International Herald Tribune
January 28, 2007

On the face of it, it's a minor bureaucratic alteration: Australia is changing the name of its Department of Immigration and Multicultural Affairs to the Department of Immigration and Citizenship. But this renaming, which takes effect on Tuesday, represents a much deeper change in government policy: a shift of emphasis from celebrating the cultural diversity of its immigrant population to promoting an Australian cultural unity.


The move is taking place against a backdrop of intense debate about what it means to be Australian, with rising nationalism fueled by worries that the country is being torn apart by competing immigrant value systems. Australia is not unique in attempting to find a way to limit the divisive impact of large-scale immigration, and the government seems to be moving away from British-style multiculturalism toward French-style integration.

Prime Minister John Howard has always had reservations about the concept of multiculturalism, and although he has led the country for more than 11 years, it is only now that he has started to put significant pressure on the system. He has tightened up the requirements for attaining citizenship, including doubling the waiting period and promoting a written test for new citizens.

He will be leading his center-right Liberal Party and it coalition partners into an election this year against a revitalized opposition Labor Party, and in the past he has made significant gains at the ballot box by appealing to the insecurities of middle Australia, particularly over illegal immigration. Migrants constitute a relatively small part of his coalition's support.

Malcolm Turnbull, a rising star in Howard's government and until recently his parliamentary secretary, gave voice to these concerns in a recent speech. "There was a time in the 1990s when I feared that multiculturalism was heading to a stage where the concept of Australia would cease to exist. So concerned were we about our ethnic or cultural backgrounds, we would forget what we were today and Australia would be seen less as a nation than as just a place where people lived, but did not call home," he said.

James Jupp, the director of the Center for Immigration and Multicultural Studies at the Australian National University in Canberra, does not believe the name change will have a significant policy effect, but he says it does send a message. "The message of multiculturalism is that both sides have to adjust," he said. "The new message is that this is a liberal, democratic, English-speaking society which has been well established and it is up to people who come from other cultures to adjust their behavior accordingly."

Some 25 percent of Australians were born outside the country, more than in any other nation apart from Israel, and the debate about how far Australia should bend to accommodate the values of new arrivals, or how far they should assimilate to Australian values, is not new.
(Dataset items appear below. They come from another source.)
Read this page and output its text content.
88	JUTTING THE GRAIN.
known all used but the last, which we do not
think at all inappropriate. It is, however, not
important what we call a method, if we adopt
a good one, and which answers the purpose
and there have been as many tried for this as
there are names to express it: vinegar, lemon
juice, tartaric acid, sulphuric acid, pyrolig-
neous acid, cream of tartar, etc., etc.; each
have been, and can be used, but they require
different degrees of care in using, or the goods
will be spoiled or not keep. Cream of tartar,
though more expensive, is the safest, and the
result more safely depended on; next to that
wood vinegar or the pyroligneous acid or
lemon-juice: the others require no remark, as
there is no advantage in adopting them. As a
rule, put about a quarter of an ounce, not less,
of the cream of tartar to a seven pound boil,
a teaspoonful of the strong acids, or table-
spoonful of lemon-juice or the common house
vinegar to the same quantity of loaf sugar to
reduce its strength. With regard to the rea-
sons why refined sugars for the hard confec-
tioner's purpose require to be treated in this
For many years successive governments operated a "White Australia" policy, severely limiting immigration from non-European countries. Since the demise of the White Australia policy in the 1960s and 1970s, hundreds of thousands of immigrants from all over the globe have made their home in "the lucky country," bringing with them over 200 languages, some of the world's best fusion cuisine, and the makings of a cultural backlash.
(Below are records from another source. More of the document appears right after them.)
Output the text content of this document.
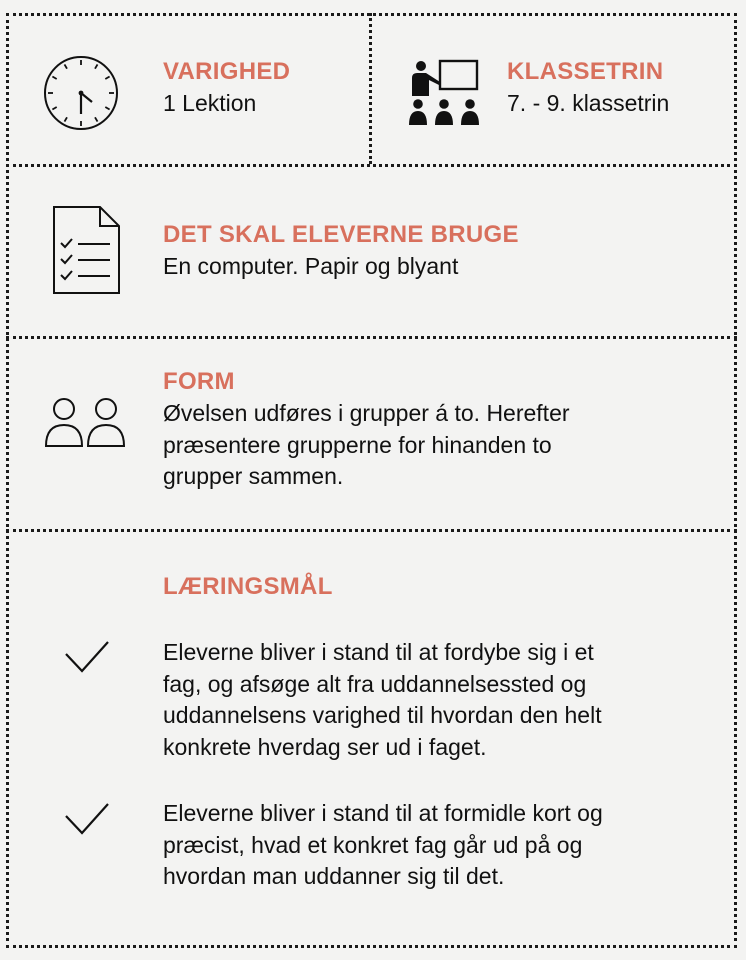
VARIGHED
1 Lektion
KLASSETRIN
7. - 9. klassetrin
DET SKAL ELEVERNE BRUGE
En computer. Papir og blyant
FORM
Øvelsen udføres i grupper á to. Herefter
præsentere grupperne for hinanden to
grupper sammen.
LÆRINGSMÅL
Eleverne bliver i stand til at fordybe sig i et
fag, og afsøge alt fra uddannelsessted og
uddannelsens varighed til hvordan den helt
konkrete hverdag ser ud i faget.
Eleverne bliver i stand til at formidle kort og
præcist, hvad et konkret fag går ud på og
hvordan man uddanner sig til det.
Once Australia was proud of the policy of multiculturalism that had allowed its new citizens to celebrate both their heritage and the culture of the society they had joined. But today there is an increasing feeling, particularly on the right of the political spectrum, that clinging too closely to some inappropriate aspects of that cultural heritage is incompatible with Australian culture.
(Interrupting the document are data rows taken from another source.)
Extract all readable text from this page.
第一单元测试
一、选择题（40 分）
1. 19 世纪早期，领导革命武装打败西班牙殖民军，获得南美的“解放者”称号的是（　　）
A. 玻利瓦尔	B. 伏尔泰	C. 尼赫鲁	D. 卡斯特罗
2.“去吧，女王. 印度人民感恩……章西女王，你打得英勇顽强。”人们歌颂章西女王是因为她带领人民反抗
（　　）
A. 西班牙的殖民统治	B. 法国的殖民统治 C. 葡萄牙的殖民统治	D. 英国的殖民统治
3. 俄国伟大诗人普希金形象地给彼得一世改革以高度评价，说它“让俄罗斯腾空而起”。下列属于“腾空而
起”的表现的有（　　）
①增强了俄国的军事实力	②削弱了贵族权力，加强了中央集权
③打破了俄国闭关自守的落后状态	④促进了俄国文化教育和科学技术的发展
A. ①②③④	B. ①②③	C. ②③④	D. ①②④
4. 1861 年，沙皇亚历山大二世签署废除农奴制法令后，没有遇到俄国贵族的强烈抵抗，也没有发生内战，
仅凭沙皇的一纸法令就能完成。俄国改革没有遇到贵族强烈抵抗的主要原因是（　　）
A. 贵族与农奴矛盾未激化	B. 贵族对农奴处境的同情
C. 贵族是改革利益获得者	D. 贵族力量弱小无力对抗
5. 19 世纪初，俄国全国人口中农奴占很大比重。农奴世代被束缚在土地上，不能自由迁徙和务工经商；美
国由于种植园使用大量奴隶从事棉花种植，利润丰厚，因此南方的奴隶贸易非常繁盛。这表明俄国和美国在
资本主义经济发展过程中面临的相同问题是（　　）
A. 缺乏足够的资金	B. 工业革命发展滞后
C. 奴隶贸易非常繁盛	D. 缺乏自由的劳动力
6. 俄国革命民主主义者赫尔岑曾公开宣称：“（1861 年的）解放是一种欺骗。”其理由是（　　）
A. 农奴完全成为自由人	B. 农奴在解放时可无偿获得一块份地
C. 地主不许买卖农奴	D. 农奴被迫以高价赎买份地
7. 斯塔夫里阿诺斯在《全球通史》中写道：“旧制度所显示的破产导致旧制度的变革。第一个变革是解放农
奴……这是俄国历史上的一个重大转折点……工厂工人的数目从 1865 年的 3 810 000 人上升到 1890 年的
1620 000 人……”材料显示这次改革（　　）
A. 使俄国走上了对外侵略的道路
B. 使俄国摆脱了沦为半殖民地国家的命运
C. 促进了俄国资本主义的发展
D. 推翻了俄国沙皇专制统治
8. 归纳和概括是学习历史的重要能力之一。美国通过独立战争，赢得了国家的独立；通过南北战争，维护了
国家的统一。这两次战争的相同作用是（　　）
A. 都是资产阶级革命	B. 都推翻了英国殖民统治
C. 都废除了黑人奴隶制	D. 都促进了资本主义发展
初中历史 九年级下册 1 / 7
The debate became more than academic in December 2005. A mob of white Australian youths, incensed by what they saw as sexual harassment of women and violent behavior by groups of Australian Lebanese youths, gathered on a south Sydney beach and went on a rampage, beating up anyone they could find of Middle Eastern appearance. The riots left deep scars on the national psyche.

Speaking at a citizenship ceremony last Friday to mark Australia Day, Howard outlined some of what he thought were typically Australian values: democracy, the rule of law, sexual and racial equality, and a common language, English. But his words carry little comfort for people like Keysar Trad, a Lebanese immigrant and the head of the Islamic Friendship Association of Australia. "I love these values, but when he talks about them, they are little more than clichés; they tend to be exclusive," he said. "They are encouraging racism through national pride. It's a recipe for a highly polarized society."

Many immigrants like Trad complain that the Australian flag and Australian nationalism have been hijacked by white Australians of European extraction: "There's an attitude that if you are not white, you are somehow less equal," he said. Howard has added to the suspicion that some cultures are less equal than others. If multiculturalism "means that we're going to encourage people to maintain their differences and that basically we have an attitude that, well, all cultures are equal, all cultures are the same, then I don't think people feel comfortable with that," he said in a radio interview last year.

"You can't have a nation with a federation of cultures. You can have a nation where a whole variety of cultures constantly influence and mold and change and blend in with the mainstream," he continued, adding, "The core culture of this nation is very clear; we are an outshoot of Western civilization." "The situation is definitely getting worse," Trad said. "The attitude now is much more tolerant of racism."